Ukraina i Mołdawia oficjalnie otrzymały status kandydata do Unii Europejskiej. Mimo opieszałości części państw Europy Zachodniej, udało się to osiągnąć. "To historyczny moment" - ocenia cała Europa.
W czwartek w Brukseli podjęto ważną decyzję - Ukraina i Mołdawia stały się kandydatami do Unii Europejskiej. Na ten ruch czekano od miesięcy.
Opieszałość niektórych krajów Europy Zachodniej wzbudzała mieszane uczucia. Ukraina, która od 24 lutego dzielnie odpiera bestialstwo ze strony Rosji, nie mogła liczyć na jeden głos Europy w sprawie jej członkostwa w Unii Europejskiej.
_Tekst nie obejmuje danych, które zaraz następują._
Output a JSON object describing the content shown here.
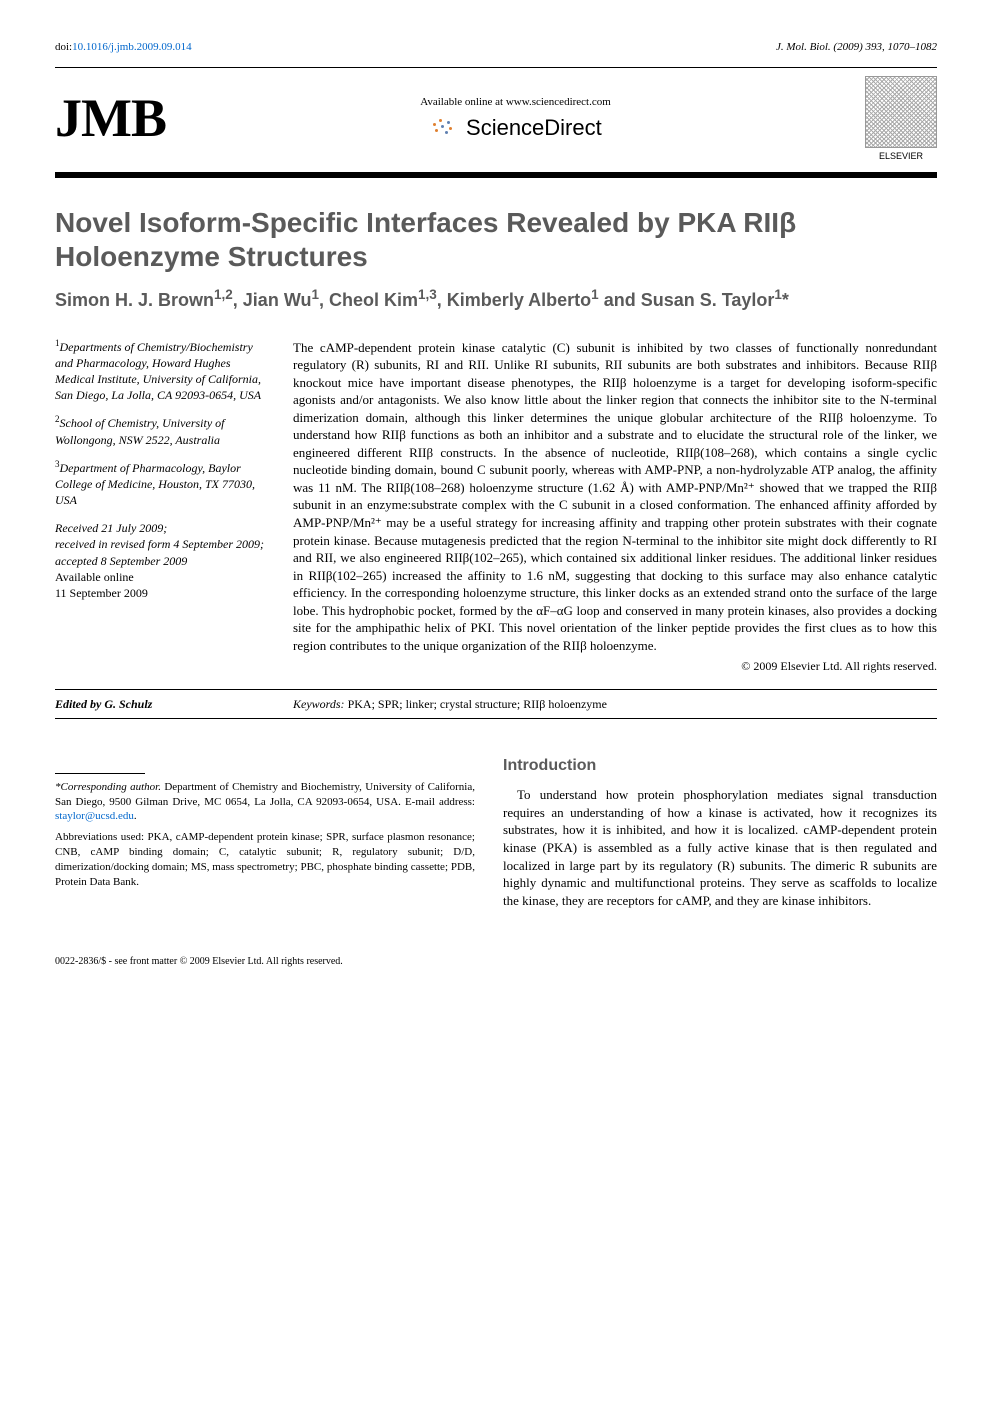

Świat zdawał się być solidarny z Ukrainą, jednak działania takie jak opóźnienia w dostawie broni, czy niechęć dotycząca nakładania na Rosję sankcji, nie wydawały się być znakami tejże solidarności... To niepokojące - zważywszy na to, iż Ukraina walczy o bezpieczeństwo nie tylko swoje, lecz całej Europy. Mimo to - udało się!
Część polityków już wcześniej twierdziło, że poparcie kandydatury Ukrainy jest symbolem na tle wojny z Rosją. Na tym jednak nie kończy się droga do pełnego członkostwa w UE.
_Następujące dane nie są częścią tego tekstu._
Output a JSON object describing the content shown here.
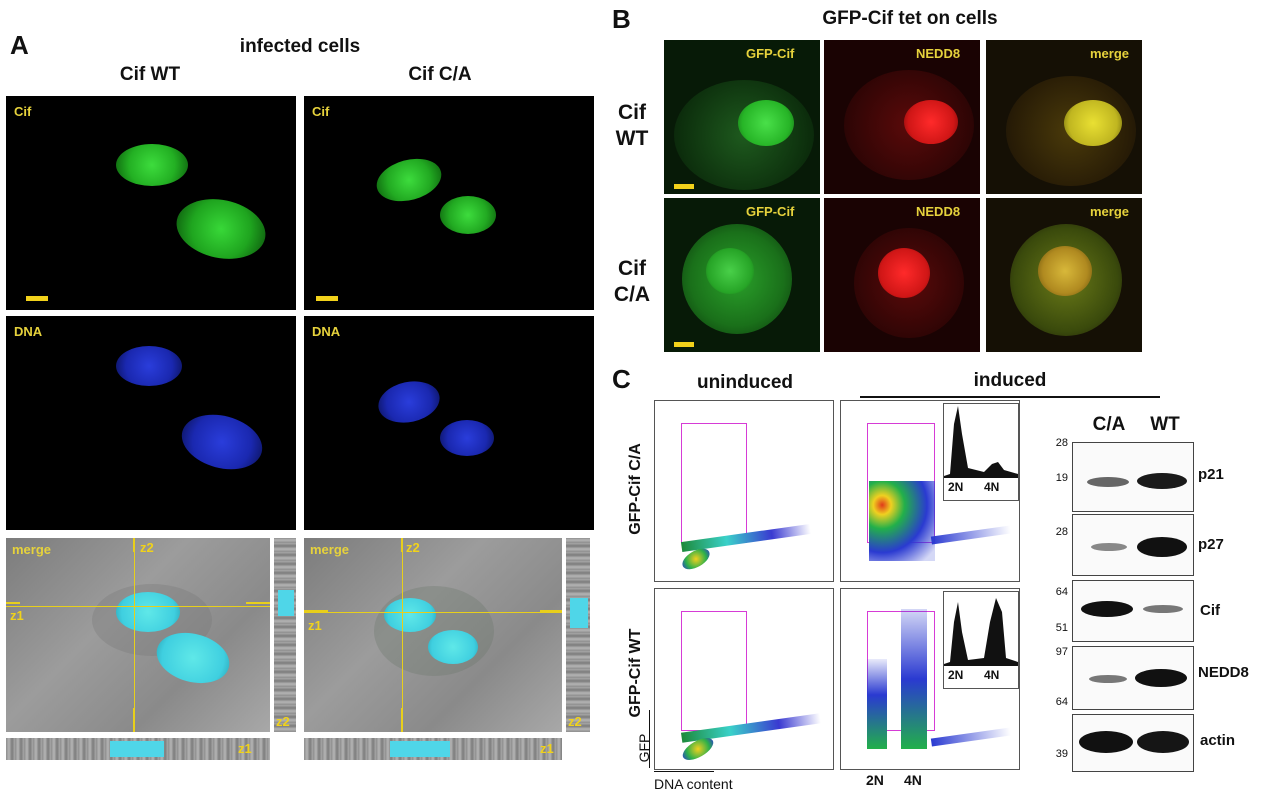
{
  "panelA": {
    "letter": "A",
    "title": "infected cells",
    "col_wt": "Cif WT",
    "col_ca": "Cif C/A",
    "ch_cif": "Cif",
    "ch_dna": "DNA",
    "ch_merge": "merge",
    "z1": "z1",
    "z2": "z2"
  },
  "panelB": {
    "letter": "B",
    "title": "GFP-Cif tet on cells",
    "row_wt_line1": "Cif",
    "row_wt_line2": "WT",
    "row_ca_line1": "Cif",
    "row_ca_line2": "C/A",
    "ch_gfp": "GFP-Cif",
    "ch_nedd8": "NEDD8",
    "ch_merge": "merge"
  },
  "panelC": {
    "letter": "C",
    "col_uninduced": "uninduced",
    "col_induced": "induced",
    "row_ca": "GFP-Cif C/A",
    "row_wt": "GFP-Cif WT",
    "axis_y": "GFP",
    "axis_x": "DNA content",
    "tick_2n": "2N",
    "tick_4n": "4N",
    "blot_lanes": [
      "C/A",
      "WT"
    ],
    "blots": [
      {
        "protein": "p21",
        "mw": [
          "28",
          "19"
        ]
      },
      {
        "protein": "p27",
        "mw": [
          "28"
        ]
      },
      {
        "protein": "Cif",
        "mw": [
          "64",
          "51"
        ]
      },
      {
        "protein": "NEDD8",
        "mw": [
          "97",
          "64"
        ]
      },
      {
        "protein": "actin",
        "mw": [
          "39"
        ]
      }
    ]
  }
}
Po otrzymaniu kandydatury następuje etap negocjacji między krajem kandydującym a członkami Unii Europejskiej. Sama dyskusja podzielona jest na 35 części. Dopiero, gdy nastąpi ich konsekwentne zatwierdzenie i wdrożenie reform, możliwe jest podpisanie umowy członkowskiej. Na samym końcu ścieżki, musi to zostać zatwierdzone przez Radę Unii Europejskiej, parlamenty każdego kraju-członka UE oraz Parlament Europejski.